Here are more Cyps blooming in my backyard... and other pics.






Four growths and three blooms this year





Pond - year two, really enjoy working with it and it only gets better in the summer





My new CP garden. I have about 6 buds and the plants have really grown. Look forward to my other bog orchids to bloom.


----------



## Heather (May 5, 2007)

What Cyp is that? And NICE POND! I love the look of that. I want a pond.  

Nice CP garden too. I am seeing all sorts of possibilities for my future home. Sweet!


----------



## kentuckiense (May 5, 2007)

You live in Richmond, VA, right?
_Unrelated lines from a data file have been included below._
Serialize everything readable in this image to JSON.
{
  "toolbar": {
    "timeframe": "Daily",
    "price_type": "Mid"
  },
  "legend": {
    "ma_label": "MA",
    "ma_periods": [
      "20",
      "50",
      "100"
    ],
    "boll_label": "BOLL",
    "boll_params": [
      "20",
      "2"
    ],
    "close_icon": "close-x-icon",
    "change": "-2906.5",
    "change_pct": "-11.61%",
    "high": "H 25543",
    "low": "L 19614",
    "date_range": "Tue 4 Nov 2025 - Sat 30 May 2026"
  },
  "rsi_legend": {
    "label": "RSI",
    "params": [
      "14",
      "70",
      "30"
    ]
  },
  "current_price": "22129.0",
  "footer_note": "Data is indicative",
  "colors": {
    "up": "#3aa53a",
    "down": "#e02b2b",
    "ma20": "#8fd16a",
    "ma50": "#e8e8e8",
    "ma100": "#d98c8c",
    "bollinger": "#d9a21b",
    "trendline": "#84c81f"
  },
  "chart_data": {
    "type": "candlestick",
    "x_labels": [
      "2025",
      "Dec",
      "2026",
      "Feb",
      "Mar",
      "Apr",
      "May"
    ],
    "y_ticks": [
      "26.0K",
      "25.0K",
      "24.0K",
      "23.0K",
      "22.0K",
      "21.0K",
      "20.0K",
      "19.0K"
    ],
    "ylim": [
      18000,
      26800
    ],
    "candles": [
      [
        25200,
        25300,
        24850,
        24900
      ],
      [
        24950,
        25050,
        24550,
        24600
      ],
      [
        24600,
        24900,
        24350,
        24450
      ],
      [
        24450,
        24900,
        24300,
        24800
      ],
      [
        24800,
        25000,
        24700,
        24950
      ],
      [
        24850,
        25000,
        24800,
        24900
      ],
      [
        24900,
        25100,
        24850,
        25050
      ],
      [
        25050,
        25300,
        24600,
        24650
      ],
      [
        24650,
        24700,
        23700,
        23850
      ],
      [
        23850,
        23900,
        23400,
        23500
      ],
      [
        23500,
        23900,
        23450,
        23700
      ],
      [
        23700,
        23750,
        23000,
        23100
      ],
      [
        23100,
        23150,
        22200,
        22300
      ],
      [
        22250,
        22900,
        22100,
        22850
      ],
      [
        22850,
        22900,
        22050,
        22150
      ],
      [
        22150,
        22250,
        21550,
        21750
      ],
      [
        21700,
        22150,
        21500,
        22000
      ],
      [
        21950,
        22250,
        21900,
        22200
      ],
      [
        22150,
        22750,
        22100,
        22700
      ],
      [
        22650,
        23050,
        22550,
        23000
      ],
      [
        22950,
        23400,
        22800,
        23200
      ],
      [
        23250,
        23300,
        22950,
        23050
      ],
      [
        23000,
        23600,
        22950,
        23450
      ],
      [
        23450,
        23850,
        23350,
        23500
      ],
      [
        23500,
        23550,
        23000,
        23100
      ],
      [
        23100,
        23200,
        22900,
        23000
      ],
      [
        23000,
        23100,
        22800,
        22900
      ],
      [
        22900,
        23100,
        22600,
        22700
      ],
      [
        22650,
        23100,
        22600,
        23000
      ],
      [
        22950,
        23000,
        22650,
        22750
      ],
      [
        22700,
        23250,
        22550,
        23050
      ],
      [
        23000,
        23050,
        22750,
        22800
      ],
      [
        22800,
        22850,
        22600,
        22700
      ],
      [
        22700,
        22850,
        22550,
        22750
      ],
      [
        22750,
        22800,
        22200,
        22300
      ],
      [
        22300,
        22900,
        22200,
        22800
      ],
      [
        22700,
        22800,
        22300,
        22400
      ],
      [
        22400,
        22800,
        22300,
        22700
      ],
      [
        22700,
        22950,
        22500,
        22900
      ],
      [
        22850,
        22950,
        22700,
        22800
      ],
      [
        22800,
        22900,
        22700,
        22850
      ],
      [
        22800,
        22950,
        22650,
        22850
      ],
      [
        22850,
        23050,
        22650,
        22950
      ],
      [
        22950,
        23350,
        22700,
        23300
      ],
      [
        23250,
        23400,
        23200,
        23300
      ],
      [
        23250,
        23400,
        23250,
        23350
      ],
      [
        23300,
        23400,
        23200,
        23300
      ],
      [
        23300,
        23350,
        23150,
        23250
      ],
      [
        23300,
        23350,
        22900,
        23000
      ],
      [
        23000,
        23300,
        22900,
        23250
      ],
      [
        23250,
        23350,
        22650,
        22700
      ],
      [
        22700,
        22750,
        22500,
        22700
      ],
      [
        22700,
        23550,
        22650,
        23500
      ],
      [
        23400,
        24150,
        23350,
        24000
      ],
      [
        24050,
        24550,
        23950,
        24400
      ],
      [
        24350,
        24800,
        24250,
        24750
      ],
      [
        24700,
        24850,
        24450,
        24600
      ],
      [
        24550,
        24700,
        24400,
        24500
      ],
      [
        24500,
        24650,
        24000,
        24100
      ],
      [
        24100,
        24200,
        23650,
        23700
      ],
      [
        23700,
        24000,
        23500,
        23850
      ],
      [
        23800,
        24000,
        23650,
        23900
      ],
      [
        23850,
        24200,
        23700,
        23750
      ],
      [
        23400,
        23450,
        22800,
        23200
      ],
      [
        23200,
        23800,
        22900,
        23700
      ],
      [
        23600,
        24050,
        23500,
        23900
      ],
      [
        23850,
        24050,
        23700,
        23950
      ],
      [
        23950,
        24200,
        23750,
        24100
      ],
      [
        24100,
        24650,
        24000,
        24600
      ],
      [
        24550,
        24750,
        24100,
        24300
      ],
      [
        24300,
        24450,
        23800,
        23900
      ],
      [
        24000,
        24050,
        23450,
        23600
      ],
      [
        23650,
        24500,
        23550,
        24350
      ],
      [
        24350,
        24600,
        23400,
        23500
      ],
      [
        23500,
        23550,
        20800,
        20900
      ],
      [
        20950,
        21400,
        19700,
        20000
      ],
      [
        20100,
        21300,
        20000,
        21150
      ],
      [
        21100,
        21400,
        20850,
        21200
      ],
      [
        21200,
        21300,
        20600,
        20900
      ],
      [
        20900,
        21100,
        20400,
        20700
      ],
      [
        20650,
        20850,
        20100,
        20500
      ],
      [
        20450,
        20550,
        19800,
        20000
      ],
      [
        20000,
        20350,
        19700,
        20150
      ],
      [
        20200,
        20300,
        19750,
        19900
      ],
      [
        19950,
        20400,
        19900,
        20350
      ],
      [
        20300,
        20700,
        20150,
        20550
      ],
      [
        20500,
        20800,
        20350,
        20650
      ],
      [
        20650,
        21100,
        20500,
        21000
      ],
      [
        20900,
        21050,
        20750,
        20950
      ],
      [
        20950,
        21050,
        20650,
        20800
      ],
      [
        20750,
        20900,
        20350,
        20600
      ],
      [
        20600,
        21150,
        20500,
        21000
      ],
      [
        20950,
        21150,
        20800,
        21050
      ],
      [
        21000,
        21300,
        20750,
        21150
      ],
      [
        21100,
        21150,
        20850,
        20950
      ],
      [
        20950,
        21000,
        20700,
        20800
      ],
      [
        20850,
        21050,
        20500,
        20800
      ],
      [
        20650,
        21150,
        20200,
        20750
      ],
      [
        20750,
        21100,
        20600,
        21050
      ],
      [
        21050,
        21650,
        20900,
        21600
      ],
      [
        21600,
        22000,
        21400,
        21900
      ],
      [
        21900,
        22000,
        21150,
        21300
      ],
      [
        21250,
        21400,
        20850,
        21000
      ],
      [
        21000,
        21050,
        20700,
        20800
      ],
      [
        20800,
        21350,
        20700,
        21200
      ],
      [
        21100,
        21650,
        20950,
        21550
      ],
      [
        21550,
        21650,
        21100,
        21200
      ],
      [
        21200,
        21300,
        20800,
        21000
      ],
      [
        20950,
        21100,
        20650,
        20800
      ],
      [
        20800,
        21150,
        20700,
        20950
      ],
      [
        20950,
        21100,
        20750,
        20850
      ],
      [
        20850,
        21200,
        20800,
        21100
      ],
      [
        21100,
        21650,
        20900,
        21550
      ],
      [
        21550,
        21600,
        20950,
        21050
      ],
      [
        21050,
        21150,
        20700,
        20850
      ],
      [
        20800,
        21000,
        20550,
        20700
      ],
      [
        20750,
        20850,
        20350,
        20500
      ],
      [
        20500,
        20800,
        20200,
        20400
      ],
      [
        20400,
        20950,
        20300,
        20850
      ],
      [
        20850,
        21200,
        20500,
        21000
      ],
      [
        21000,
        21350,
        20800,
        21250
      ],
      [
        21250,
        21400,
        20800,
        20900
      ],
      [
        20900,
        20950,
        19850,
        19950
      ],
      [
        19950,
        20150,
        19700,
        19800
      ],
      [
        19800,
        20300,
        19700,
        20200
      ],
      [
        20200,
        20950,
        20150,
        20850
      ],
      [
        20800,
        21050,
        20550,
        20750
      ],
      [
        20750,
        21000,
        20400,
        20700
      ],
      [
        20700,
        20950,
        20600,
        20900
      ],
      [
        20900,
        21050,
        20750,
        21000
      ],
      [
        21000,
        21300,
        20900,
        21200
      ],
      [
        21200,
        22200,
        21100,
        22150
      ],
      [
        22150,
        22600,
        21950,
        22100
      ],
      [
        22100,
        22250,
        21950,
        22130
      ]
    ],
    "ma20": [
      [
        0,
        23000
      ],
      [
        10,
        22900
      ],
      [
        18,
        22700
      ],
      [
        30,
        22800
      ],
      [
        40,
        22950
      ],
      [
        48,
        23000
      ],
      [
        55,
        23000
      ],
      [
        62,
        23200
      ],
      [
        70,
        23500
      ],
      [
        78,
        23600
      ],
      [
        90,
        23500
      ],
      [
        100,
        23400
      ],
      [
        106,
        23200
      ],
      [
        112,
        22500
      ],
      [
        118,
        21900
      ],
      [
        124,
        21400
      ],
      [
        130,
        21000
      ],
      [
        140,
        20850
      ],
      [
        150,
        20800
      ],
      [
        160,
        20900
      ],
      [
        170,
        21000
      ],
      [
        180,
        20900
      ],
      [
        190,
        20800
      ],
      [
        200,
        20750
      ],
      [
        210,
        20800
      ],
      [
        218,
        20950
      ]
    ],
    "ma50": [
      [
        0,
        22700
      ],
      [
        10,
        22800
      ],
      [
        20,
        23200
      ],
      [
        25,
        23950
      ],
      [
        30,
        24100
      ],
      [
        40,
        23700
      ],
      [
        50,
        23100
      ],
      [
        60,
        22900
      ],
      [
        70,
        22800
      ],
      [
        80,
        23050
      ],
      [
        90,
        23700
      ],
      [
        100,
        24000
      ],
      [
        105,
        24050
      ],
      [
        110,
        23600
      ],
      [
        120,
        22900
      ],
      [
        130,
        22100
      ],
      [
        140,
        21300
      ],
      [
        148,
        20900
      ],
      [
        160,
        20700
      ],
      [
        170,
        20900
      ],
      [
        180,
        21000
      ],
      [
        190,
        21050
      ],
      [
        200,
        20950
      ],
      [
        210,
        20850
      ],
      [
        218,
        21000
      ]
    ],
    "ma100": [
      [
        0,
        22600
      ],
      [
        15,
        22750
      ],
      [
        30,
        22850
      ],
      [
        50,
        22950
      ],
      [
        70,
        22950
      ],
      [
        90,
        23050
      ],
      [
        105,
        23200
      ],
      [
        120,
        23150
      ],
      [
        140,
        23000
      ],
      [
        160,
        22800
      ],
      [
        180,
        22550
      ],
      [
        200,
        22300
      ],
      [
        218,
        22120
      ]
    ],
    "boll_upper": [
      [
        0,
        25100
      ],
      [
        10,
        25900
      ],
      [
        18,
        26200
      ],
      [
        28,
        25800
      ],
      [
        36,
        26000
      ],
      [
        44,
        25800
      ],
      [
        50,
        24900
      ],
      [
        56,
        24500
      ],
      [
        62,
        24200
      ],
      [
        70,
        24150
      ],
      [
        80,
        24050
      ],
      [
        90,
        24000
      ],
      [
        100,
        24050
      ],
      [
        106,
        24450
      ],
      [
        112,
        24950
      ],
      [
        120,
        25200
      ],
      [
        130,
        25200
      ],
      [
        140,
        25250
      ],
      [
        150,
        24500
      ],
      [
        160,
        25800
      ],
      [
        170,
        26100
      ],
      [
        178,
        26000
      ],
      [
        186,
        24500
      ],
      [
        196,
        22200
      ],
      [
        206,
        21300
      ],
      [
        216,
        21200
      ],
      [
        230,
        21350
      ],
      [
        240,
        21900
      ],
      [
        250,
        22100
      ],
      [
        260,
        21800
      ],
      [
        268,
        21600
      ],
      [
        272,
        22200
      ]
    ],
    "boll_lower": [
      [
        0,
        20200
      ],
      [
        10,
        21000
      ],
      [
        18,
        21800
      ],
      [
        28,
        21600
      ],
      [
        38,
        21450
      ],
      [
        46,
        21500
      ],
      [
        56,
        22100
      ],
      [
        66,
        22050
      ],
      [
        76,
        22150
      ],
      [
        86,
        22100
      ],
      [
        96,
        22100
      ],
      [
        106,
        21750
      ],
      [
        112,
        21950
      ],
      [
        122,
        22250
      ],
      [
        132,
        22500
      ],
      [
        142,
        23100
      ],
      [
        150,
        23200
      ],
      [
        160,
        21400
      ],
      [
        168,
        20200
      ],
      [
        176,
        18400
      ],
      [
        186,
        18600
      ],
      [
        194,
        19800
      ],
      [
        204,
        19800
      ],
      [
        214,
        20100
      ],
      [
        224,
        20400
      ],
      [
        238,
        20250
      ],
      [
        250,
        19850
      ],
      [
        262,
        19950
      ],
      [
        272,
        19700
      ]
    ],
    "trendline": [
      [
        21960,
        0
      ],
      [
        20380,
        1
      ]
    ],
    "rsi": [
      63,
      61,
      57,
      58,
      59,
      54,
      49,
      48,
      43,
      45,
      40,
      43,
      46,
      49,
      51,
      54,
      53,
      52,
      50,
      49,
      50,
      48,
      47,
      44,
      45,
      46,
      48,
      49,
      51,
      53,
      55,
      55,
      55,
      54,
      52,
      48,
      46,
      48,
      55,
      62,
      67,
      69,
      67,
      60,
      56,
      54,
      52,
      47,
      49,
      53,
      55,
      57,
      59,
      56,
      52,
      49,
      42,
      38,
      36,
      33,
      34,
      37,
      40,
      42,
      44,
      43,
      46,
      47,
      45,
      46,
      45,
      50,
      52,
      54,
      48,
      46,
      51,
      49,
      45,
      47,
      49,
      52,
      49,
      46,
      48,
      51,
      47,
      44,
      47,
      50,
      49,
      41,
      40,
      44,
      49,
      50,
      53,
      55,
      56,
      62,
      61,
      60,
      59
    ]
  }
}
The Cyp. pubescens here in Williamsburg are allllllllllmost done blooming.


----------



## suss16 (May 5, 2007)

I live in Norfolk... my acaule's are in their second week of blooming. I have other cyps that are a few weeks behind. That plant is now four growths but may not bloom since I have had them only a year. Next year shoulf be a good show. I try to get one each fall. Now to find my CP's. My only loss was a VFT that was fine all winter until we got a late frost after very warm weather. The local rodents like to dig up my CP area.


----------



## SlipperFan (May 5, 2007)

What a lovely little oasis!


----------



## smartie2000 (May 6, 2007)

:clap: Beautiful garden there! Excellent work


----------



## fundulopanchax (May 7, 2007)

Very nice Cyp and great pond!

Ron Burch


----------



## NYEric (May 7, 2007)

I can't believe you people didn't get flooded out by all the rains the last month! Good deal w/ the Cyps.


----------



## suss16 (May 7, 2007)

We always get flooded... never really makes the news though since it is pretty short lived, not very deep and recedes somewhat quickly. We get more water damage from noreaster's than hurricanes since a noreaster tends to stick around for a while. I live at 5' above sea level accross the street from a finger of the Lafayette River. Typically, big rains and wind (and tide) cause flooding a little down the block from me. Always fun watching the neighbors wade to their car. After a big rain the pond appears almost twice as large - nothing a sump pump and a long hose doesn't fix. And dig just 40" and you hit groundwater.


----------



## TheLorax (Aug 5, 2007)

Very nice Sarracenia flava. Beautiful pond and Cyp. Sorry about your VFT, they don't seem to take rapid freeze/thaw cycles well.


----------



## goldenrose (Aug 5, 2007)

Very nice, ponds are so tranquil.


----------



## rdlsreno (Aug 10, 2007)

Love your Pond 



Ramon


----------